Nella specie, infatti, la formulazione ed illustrazione dei motivi, caratterizzata da una tecnica espositiva più puntuale e specifica, permette – come emerge dalla disamina successiva l’individuazione dei fatti rilevanti necessari per la comprensione della vicenda e dei motivi di ricorso.
2. Il primo motivo denuncia violazione degli artt. 66, comma 3, e 75, comma 1, d.P.R. n. 917 del 1986, nonché degli artt. 3 e 5, d.lgs. n. 446 del 1997, per aver la CTR ritenuto detraibile nell’anno 2003 la cancellazione del credito nei confronti della ditta D.L.G.”, debitore assoggettato a procedura esecutiva, assegnando rilievo a criteri di “giustizia sostanziale”.
2.1. Il motivo è infondato.
La CTR, infatti, ha ritenuto, sia pure in termini epigrafici, che “già nell’esercizio 2003 era certa sia la perdita che il suo ammontare”, sicché non può dirsi violato il criterio normativo di imputazione, salva la diversa valutazione in ordine alla congruità e sufficienza della motivazione, avuto riguardo anche all’ulteriore argomento dell’asserita ingiustizia.
3. Il secondo mezzo, difatti, denuncia, con riguardo al medesimo profilo, vizio di insufficiente motivazione.

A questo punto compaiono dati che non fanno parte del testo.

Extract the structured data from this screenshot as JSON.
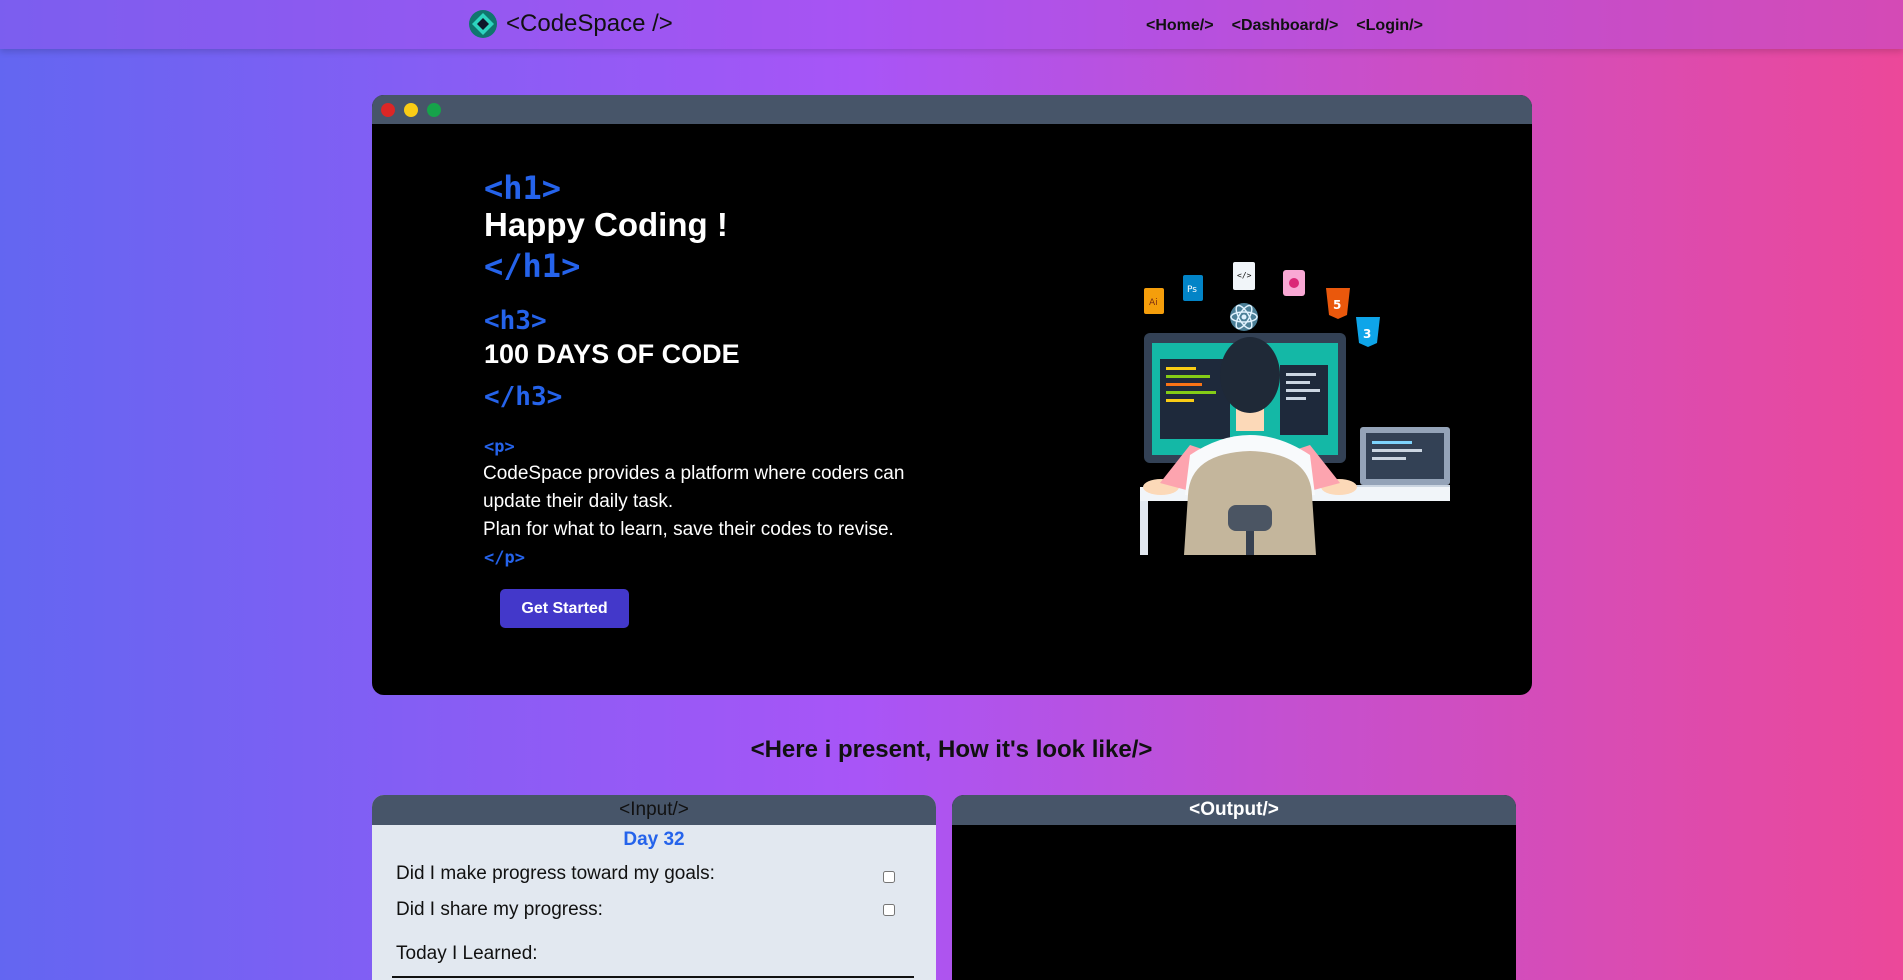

3.1. La doglianza è fondata, mentre va disattesa l’eccezione di inammissibilità sollevata dal controricorrente.
La CTR, come evidenziato, si limita apoditticamente ad affermare che la perdita era certa, anche nel suo ammontare, sin dal 2003, senza, tuttavia, in alcun modo indicare su quali elementi fondasse il suo convincimento, sicché è del tutto incomprensibile l’iter logico fattuale e giuridico del ragionamento.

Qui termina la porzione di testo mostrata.